Cuando volvió a casa del hospital, Charlie llevaba una férula de gomaespuma y muletas. El efecto de los calmantes se había disipado hasta tal punto que volvía a sentir dolor. Le dolía la cabeza como si dos diminutos alienígenas gemelos fueran a brotarle de las sienes. La señora Korjev salió de su apartamento y lo arrinconó en el pasillo.
—Charlie Asher, a usted lo estaba esperando. ¿No vi yo pasar anoche por mi apartamento a mi pequeña Sophie desnuda y llena de jabón como un oso, tirando de esos perros negros gigantes y cantando «por el culo no»? En mi viejo país tenemos una palabra para eso, Charlie Asher. Esa palabra es «guarrada». Todavía tengo el número del Servicio de Atención a la Infancia, de cuando mis niños eran pequeños.
—¿Llena de jabón como un oso?
—No cambie de tema. Es una guarrada.
—Sí, lo es. Lo siento. No volverá a ocurrir. Es que me habían disparado y no pensaba con claridad.
—¿Le dispararon?
—En la pierna. No es más que un rasguño. —Charlie había esperado toda su vida para decir aquello, y de pronto se sintió muy macho—. No sé quién me disparó. Es un misterio. Y, además, me tiraron encima una alfombra. —La alfombra disminuía en cierto modo la virilidad de su hazaña. Resolvió no mencionarla de allí en adelante.
—Pase. Desayune. Sophie no quiere comerse la tostada que le ha hecho Vladlena. Dice que está cruda y que tiene gérmenes.
—Esa es mi niña —dijo Charlie.
Nada más entrar por la puerta, cuando se dirigía a rescatar a su hija de los patógenos de la tostada, Mohamed agarró con la boca la punta de una de sus muletas y lo arrastró a la pata coja hasta el dormitorio.
—Hola, papi —dijo Sophie cuando su padre pasó por su lado brincando—. En casa no se patina —añadió.
Mohamed empujó con el morro al macho beta hacia su agenda. Allí, bajo la fecha de ese día, había dos nombres, lo cual no era raro. Lo que era raro era que ya hubieran aparecido antes: eran los nombres de Esther Johnson e Irena Posokovanovich, las dos vasijas que había perdido.
Charlie se sentó en la cama e intentó que los alienígenas del dolor volvieran a sus sienes a fuerza de frotarlos. ¿Por dónde podía empezar? ¿Seguirían apareciendo aquellos nombres hasta que recuperara las vasijas de sus almas? Aquello no había pasado con la muñeca hinchable. ¿Cuál era la diferencia? Estaba claro que las cosas iban de mal en peor: ahora, hasta le disparaban.
Cogió el teléfono y marcó el número de Ray Macy.
Cuatro días tardó Ray en volver a darle parte.
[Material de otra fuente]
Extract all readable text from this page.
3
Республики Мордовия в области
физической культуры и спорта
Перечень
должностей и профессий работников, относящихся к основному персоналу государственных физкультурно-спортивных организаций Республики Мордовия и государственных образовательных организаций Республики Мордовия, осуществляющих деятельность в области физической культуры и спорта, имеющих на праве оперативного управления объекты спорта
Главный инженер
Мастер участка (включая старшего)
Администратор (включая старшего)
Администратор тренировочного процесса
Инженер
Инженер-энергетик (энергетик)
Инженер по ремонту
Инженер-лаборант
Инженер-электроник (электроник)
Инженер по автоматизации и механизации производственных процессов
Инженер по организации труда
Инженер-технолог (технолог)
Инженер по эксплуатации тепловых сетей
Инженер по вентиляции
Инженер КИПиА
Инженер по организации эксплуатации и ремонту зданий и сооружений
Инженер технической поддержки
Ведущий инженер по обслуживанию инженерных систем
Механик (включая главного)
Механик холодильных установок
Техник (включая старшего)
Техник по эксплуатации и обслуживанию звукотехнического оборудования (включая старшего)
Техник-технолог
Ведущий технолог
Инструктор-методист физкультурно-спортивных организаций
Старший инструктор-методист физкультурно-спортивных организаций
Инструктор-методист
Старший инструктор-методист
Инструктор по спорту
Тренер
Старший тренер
La información la consiguió en tres, pero quiso asegurarse con absoluta certeza de que el efecto de los calmantes se había disipado por completo y de que a Charlie no se le iba la cabeza otra vez: en el hospital, se había pasado toda la noche erre que erre con que era la gran Muerte, «con eme mayúscula». Ray se sentía también un poco culpable por haberle ocultado que había infringido algunas normas de la tienda.
Se encontraron en la trastienda, un miércoles por la mañana, antes de la hora de abrir. Charlie había hecho café y tomado asiento para poder poner los pies encima de la mesa. Ray se sentó sobre unas cajas de libros.
—Vale, dispara —dijo Charlie.
—Bueno, lo primero es que encontré tres dardos de ballesta más. Dos tenían punta de acero de espino, como el que te atravesó la pierna, y el otro la tenía de titanio. Ese estaba clavado en el cierre neumático de la puerta de atrás.
—Eso me da igual, Ray. ¿Qué sabes de las dos mujeres?
—Charlie, alguien te disparó con un arma letal. ¿Te da igual?
—Exacto. Me da igual. Es un misterio. ¿Sabes qué me gusta de los misterios? Que son misteriosos.
Ray, que llevaba una gorra de los Giants, le dio la vuelta para mayor énfasis. Si hubiera llevado gafas, se las habría quitado de golpe, pero, como no las llevaba, achicó los ojos como si se las hubiera quitado.
—Lo siento, Charlie, pero alguien os quería a los perros y a ti fuera de casa al mismo tiempo. Te tiraron encima esa alfombra desde el tejado del otro lado del callejón y luego, cuando estabas en el suelo y salieron los perros, dispararon al cierre de la puerta para que se cerrara de golpe. Sabotearon la cerradura de la puerta trasera y sellaron la delantera con pegamento, seguramente antes de lo de la alfombra; después tendieron un cable hasta la ventana del pasillo, se deslizaron entre los barrotes y... Bueno, lo demás no está muy claro.